Danny and I chorused, “She’s my Annie and I’m her Joe, so listen to my tale of – WHOA! Any ice today, lady? No? Gitty up.”

We sang it over and over, having no idea who Jeff Davis might be or why ice was needed. Dust billowed into our rolled-down windows. We wished to be at the bottom of the sea with McGinty, anywhere but bumping along and shouting into the desert, “Hang Jeff Davis on a sour apple tree!”

What did it all mean? No one ever explained anything. The purpose of life was as vast and empty as these stretches of sand. I wanted to cry, but it was too hot. The air singed my eyeballs. A Santa Ana wind had blown all week, severe punishment for a girl transplanted from New Jersey‘s snow-dolloped woods and still missing her Red Flyer sled. We had endured Christmas in shorts, with talk of a beach barbecue after opening presents. Now we were going to vacation in a wasteland.

“How soon till we get there?” I whined, aiming my plaint at the curly brown hair sneaking out from my mother’s blue bandanna, as if to burn a hole in her neck. I could see her profile, face turned to the window. Her peachy cheeks dropped their burden of smile. Slowly she turned, and each word was chipped off a block of ice.

“Soon. Pretty damn soon.”

“You said ‘pretty soon’ an hour ago,” I persisted, despite our new mantra, Don’t upset your father.

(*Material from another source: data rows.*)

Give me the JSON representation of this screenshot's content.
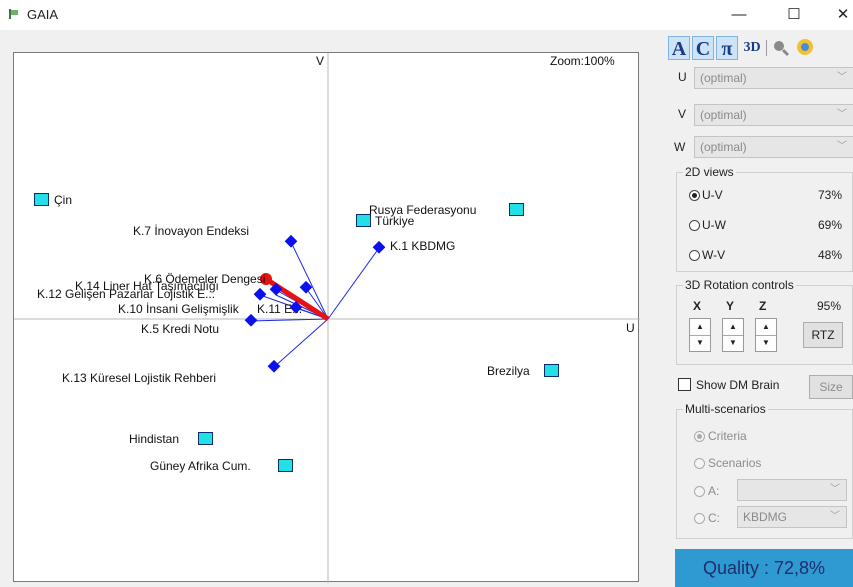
{
  "window": {
    "title": "GAIA",
    "minimize": "—",
    "maximize": "☐",
    "close": "✕"
  },
  "plot": {
    "v_axis_label": "V",
    "u_axis_label": "U",
    "zoom_text": "Zoom:100%",
    "criteria": [
      {
        "name": "K.1 KBDMG"
      },
      {
        "name": "K.5 Kredi Notu"
      },
      {
        "name": "K.6 Ödemeler Dengesi"
      },
      {
        "name": "K.7 İnovayon Endeksi"
      },
      {
        "name": "K.10 İnsani Gelişmişlik"
      },
      {
        "name": "K.11 E..."
      },
      {
        "name": "K.12 Gelişen Pazarlar Lojistik E..."
      },
      {
        "name": "K.13 Küresel Lojistik Rehberi"
      },
      {
        "name": "K.14 Liner Hat Taşımacılığı"
      }
    ],
    "alternatives": [
      {
        "name": "Çin"
      },
      {
        "name": "Rusya Federasyonu"
      },
      {
        "name": "Türkiye"
      },
      {
        "name": "Brezilya"
      },
      {
        "name": "Hindistan"
      },
      {
        "name": "Güney Afrika Cum."
      }
    ],
    "colors": {
      "criteria": "#0a10ee",
      "alternative": "#22e0e6",
      "decision_axis": "#e81010"
    }
  },
  "toolbar": {
    "a": "A",
    "c": "C",
    "pi": "π",
    "three_d": "3D",
    "zoom_icon": "magnifier-icon",
    "settings_icon": "color-wheel-icon"
  },
  "axes_select": {
    "u_label": "U",
    "u_value": "(optimal)",
    "v_label": "V",
    "v_value": "(optimal)",
    "w_label": "W",
    "w_value": "(optimal)"
  },
  "views_2d": {
    "title": "2D views",
    "items": [
      {
        "label": "U-V",
        "value": "73%",
        "selected": true
      },
      {
        "label": "U-W",
        "value": "69%",
        "selected": false
      },
      {
        "label": "W-V",
        "value": "48%",
        "selected": false
      }
    ]
  },
  "rotation": {
    "title": "3D Rotation controls",
    "x": "X",
    "y": "Y",
    "z": "Z",
    "value": "95%",
    "rtz": "RTZ"
  },
  "dm_brain": {
    "label": "Show DM Brain",
    "size_button": "Size"
  },
  "multi": {
    "title": "Multi-scenarios",
    "criteria": "Criteria",
    "scenarios": "Scenarios",
    "a_label": "A:",
    "c_label": "C:",
    "c_value": "KBDMG"
  },
  "quality": {
    "text": "Quality : 72,8%"
  }
}
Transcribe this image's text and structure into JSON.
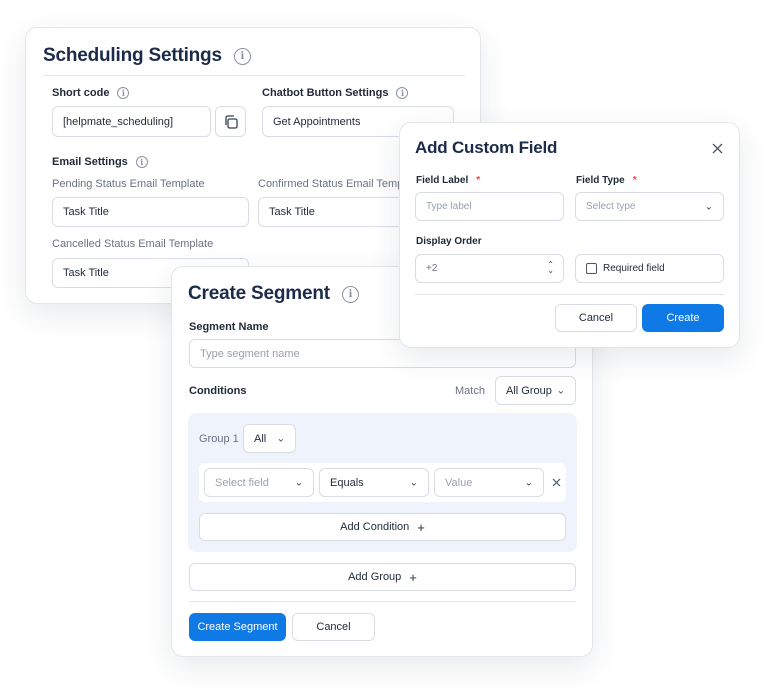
{
  "scheduling": {
    "title": "Scheduling Settings",
    "short_code_label": "Short code",
    "short_code_value": "[helpmate_scheduling]",
    "chatbot_label": "Chatbot Button Settings",
    "chatbot_value": "Get Appointments",
    "email_settings_label": "Email Settings",
    "pending_label": "Pending Status Email Template",
    "pending_value": "Task Title",
    "confirmed_label": "Confirmed Status Email Template",
    "confirmed_value": "Task Title",
    "cancelled_label": "Cancelled Status Email Template",
    "cancelled_value": "Task Title"
  },
  "segment": {
    "title": "Create Segment",
    "name_label": "Segment Name",
    "name_placeholder": "Type segment name",
    "conditions_label": "Conditions",
    "match_label": "Match",
    "match_value": "All Group",
    "group_label": "Group 1",
    "group_value": "All",
    "field_placeholder": "Select field",
    "operator_value": "Equals",
    "value_placeholder": "Value",
    "add_condition": "Add Condition",
    "add_group": "Add Group",
    "create_button": "Create Segment",
    "cancel_button": "Cancel"
  },
  "custom_field": {
    "title": "Add Custom Field",
    "field_label_label": "Field Label",
    "field_label_placeholder": "Type label",
    "field_type_label": "Field Type",
    "field_type_placeholder": "Select type",
    "display_order_label": "Display Order",
    "display_order_value": "+2",
    "required_label": "Required field",
    "cancel_button": "Cancel",
    "create_button": "Create"
  },
  "colors": {
    "primary": "#0f7ae5",
    "title": "#1c2b4a",
    "group_bg": "#eef3fc",
    "required": "#ef4444"
  },
  "icons": [
    "info-icon",
    "copy-icon",
    "close-icon",
    "chevron-down-icon",
    "stepper-icon",
    "plus-icon",
    "checkbox-icon"
  ]
}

“Be patient! You just have to trust me. Why don’t you ever believe what I tell you?”

“Because you never tell me anything true!”

Danny, my eternal imitator, assumed it was a game and picked up the whine. “I’m thirsty. Can we stop? I want a Coke. When are we going to be there?”

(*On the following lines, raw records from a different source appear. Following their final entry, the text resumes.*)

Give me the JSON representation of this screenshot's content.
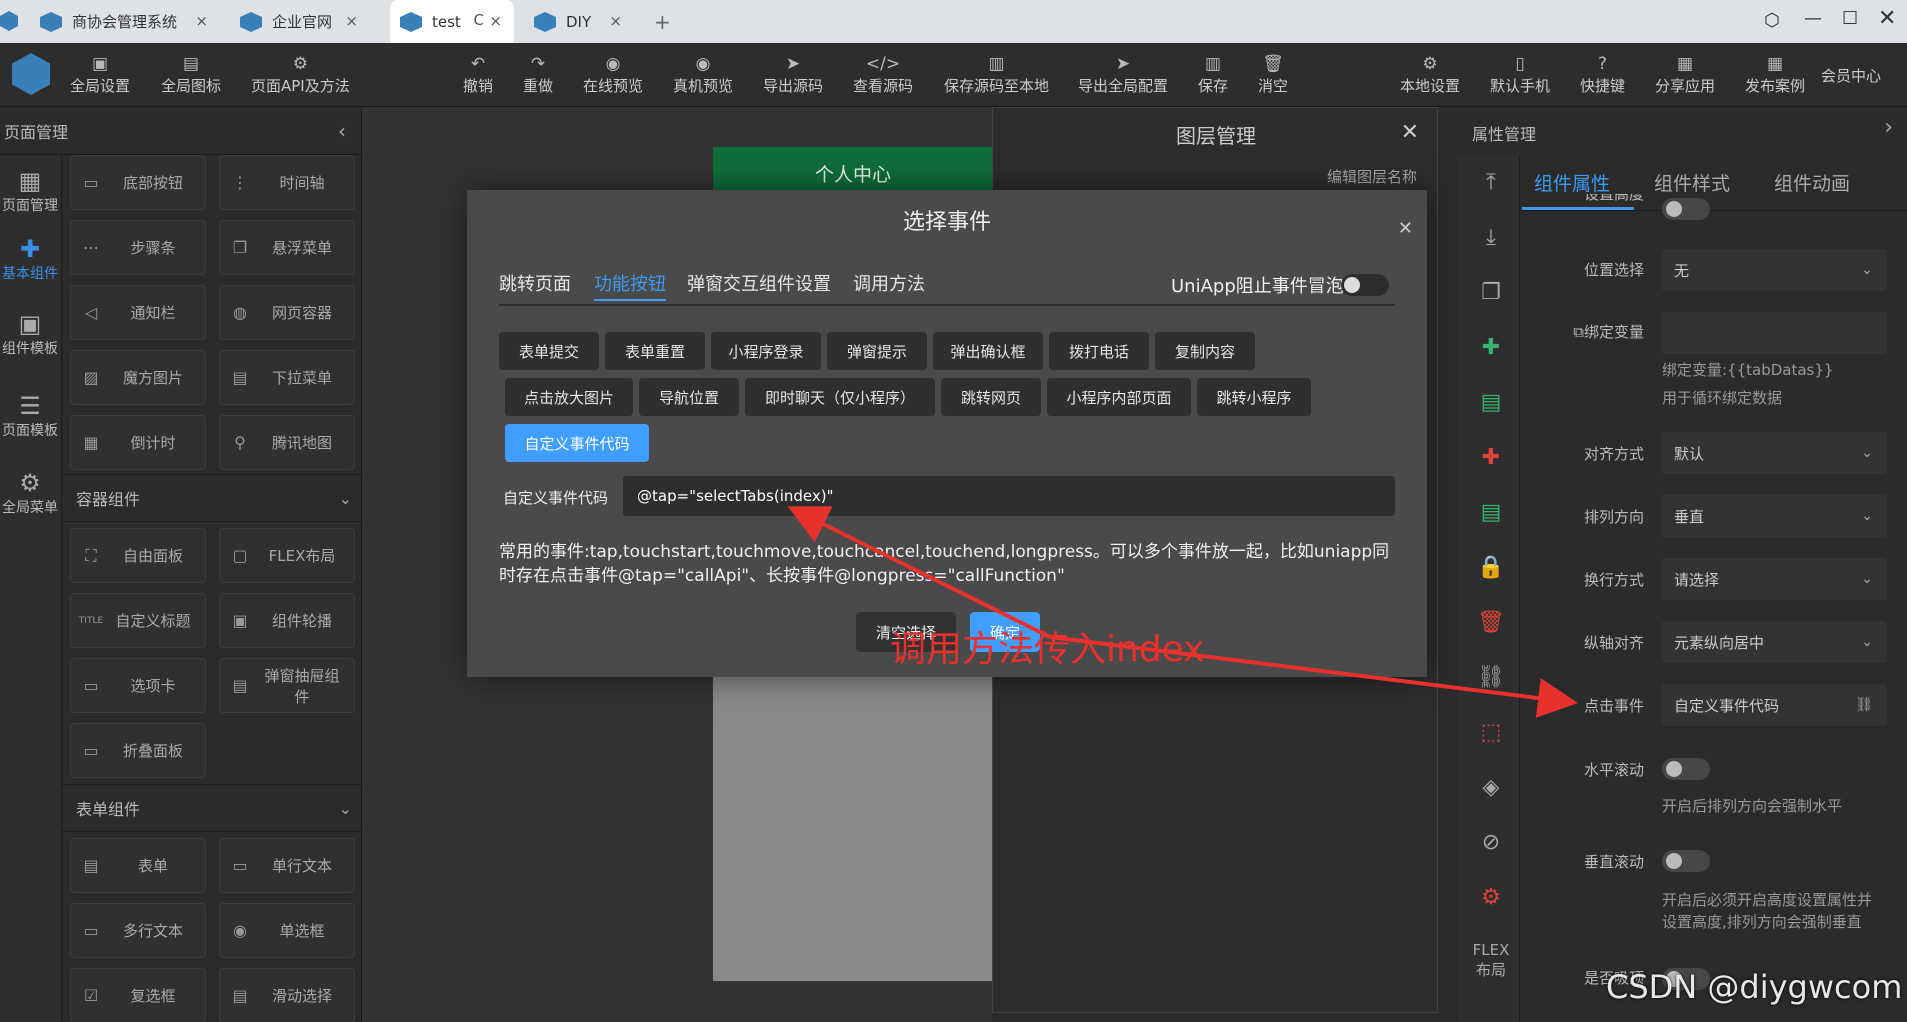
{
  "tabs": [
    {
      "label": "商协会管理系统",
      "close": "×"
    },
    {
      "label": "企业官网",
      "close": "×"
    },
    {
      "label": "test",
      "close": "×",
      "reload": "C"
    },
    {
      "label": "DIY",
      "close": "×"
    }
  ],
  "new_tab": "+",
  "toolbar": {
    "left": [
      {
        "label": "全局设置",
        "icon": "settings-icon"
      },
      {
        "label": "全局图标",
        "icon": "image-icon"
      },
      {
        "label": "页面API及方法",
        "icon": "api-icon"
      }
    ],
    "center": [
      {
        "label": "撤销"
      },
      {
        "label": "重做"
      },
      {
        "label": "在线预览"
      },
      {
        "label": "真机预览"
      },
      {
        "label": "导出源码"
      },
      {
        "label": "查看源码"
      },
      {
        "label": "保存源码至本地"
      },
      {
        "label": "导出全局配置"
      },
      {
        "label": "保存"
      },
      {
        "label": "消空"
      }
    ],
    "right": [
      {
        "label": "本地设置"
      },
      {
        "label": "默认手机"
      },
      {
        "label": "快捷键"
      },
      {
        "label": "分享应用"
      },
      {
        "label": "发布案例"
      }
    ],
    "member": "会员中心"
  },
  "left_panel": {
    "title": "页面管理",
    "nav": [
      {
        "label": "页面管理"
      },
      {
        "label": "基本组件"
      },
      {
        "label": "组件模板"
      },
      {
        "label": "页面模板"
      },
      {
        "label": "全局菜单"
      }
    ],
    "basic_items": [
      "底部按钮",
      "时间轴",
      "步骤条",
      "悬浮菜单",
      "通知栏",
      "网页容器",
      "魔方图片",
      "下拉菜单",
      "倒计时",
      "腾讯地图"
    ],
    "container_title": "容器组件",
    "container_items": [
      "自由面板",
      "FLEX布局",
      "自定义标题",
      "组件轮播",
      "选项卡",
      "弹窗抽屉组件",
      "折叠面板"
    ],
    "form_title": "表单组件",
    "form_items": [
      "表单",
      "单行文本",
      "多行文本",
      "单选框",
      "复选框",
      "滑动选择"
    ]
  },
  "phone": {
    "header": "个人中心"
  },
  "layer_panel": {
    "title": "图层管理",
    "sub": "编辑图层名称"
  },
  "modal": {
    "title": "选择事件",
    "tabs": [
      "跳转页面",
      "功能按钮",
      "弹窗交互组件设置",
      "调用方法"
    ],
    "active_tab": 1,
    "stop_bubble": "UniApp阻止事件冒泡",
    "buttons_row1": [
      "表单提交",
      "表单重置",
      "小程序登录",
      "弹窗提示",
      "弹出确认框",
      "拨打电话",
      "复制内容"
    ],
    "buttons_row2": [
      "点击放大图片",
      "导航位置",
      "即时聊天（仅小程序）",
      "跳转网页",
      "小程序内部页面",
      "跳转小程序"
    ],
    "buttons_row3": [
      "自定义事件代码"
    ],
    "code_label": "自定义事件代码",
    "code_value": "@tap=\"selectTabs(index)\"",
    "help": "常用的事件:tap,touchstart,touchmove,touchcancel,touchend,longpress。可以多个事件放一起，比如uniapp同时存在点击事件@tap=\"callApi\"、长按事件@longpress=\"callFunction\"",
    "clear": "清空选择",
    "confirm": "确定"
  },
  "annotation": "调用方法传入index",
  "right_panel": {
    "title": "属性管理",
    "tabs": [
      "组件属性",
      "组件样式",
      "组件动画"
    ],
    "flex": "FLEX\n布局",
    "props": {
      "cut_label": "设置高度",
      "position_label": "位置选择",
      "position_value": "无",
      "bind_label": "绑定变量",
      "bind_hint1": "绑定变量:{{tabDatas}}",
      "bind_hint2": "用于循环绑定数据",
      "align_label": "对齐方式",
      "align_value": "默认",
      "dir_label": "排列方向",
      "dir_value": "垂直",
      "wrap_label": "换行方式",
      "wrap_value": "请选择",
      "valign_label": "纵轴对齐",
      "valign_value": "元素纵向居中",
      "click_label": "点击事件",
      "click_value": "自定义事件代码",
      "hscroll_label": "水平滚动",
      "hscroll_hint": "开启后排列方向会强制水平",
      "vscroll_label": "垂直滚动",
      "vscroll_hint1": "开启后必须开启高度设置属性并",
      "vscroll_hint2": "设置高度,排列方向会强制垂直",
      "bottom_label": "是否吸顶"
    }
  },
  "watermark": "CSDN @diygwcom",
  "colors": {
    "accent": "#409eff",
    "annotation": "#e8312d",
    "header_green": "#0f6e3b"
  }
}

“Betts!” The explosion from the driver’s seat startled us, despite its inevitability. Dad’s voice was supernaturally loud for his size.

“Mitch, can’t you see I’m trying? You’ll ALL just have to be patient.” She turned around to us again. “Why don’t you count cactuses? Look, there’s one with arms. Doesn’t it look like a dancer? You get a point for each one. Whoever gets the most points can help me blow up air mattresses.”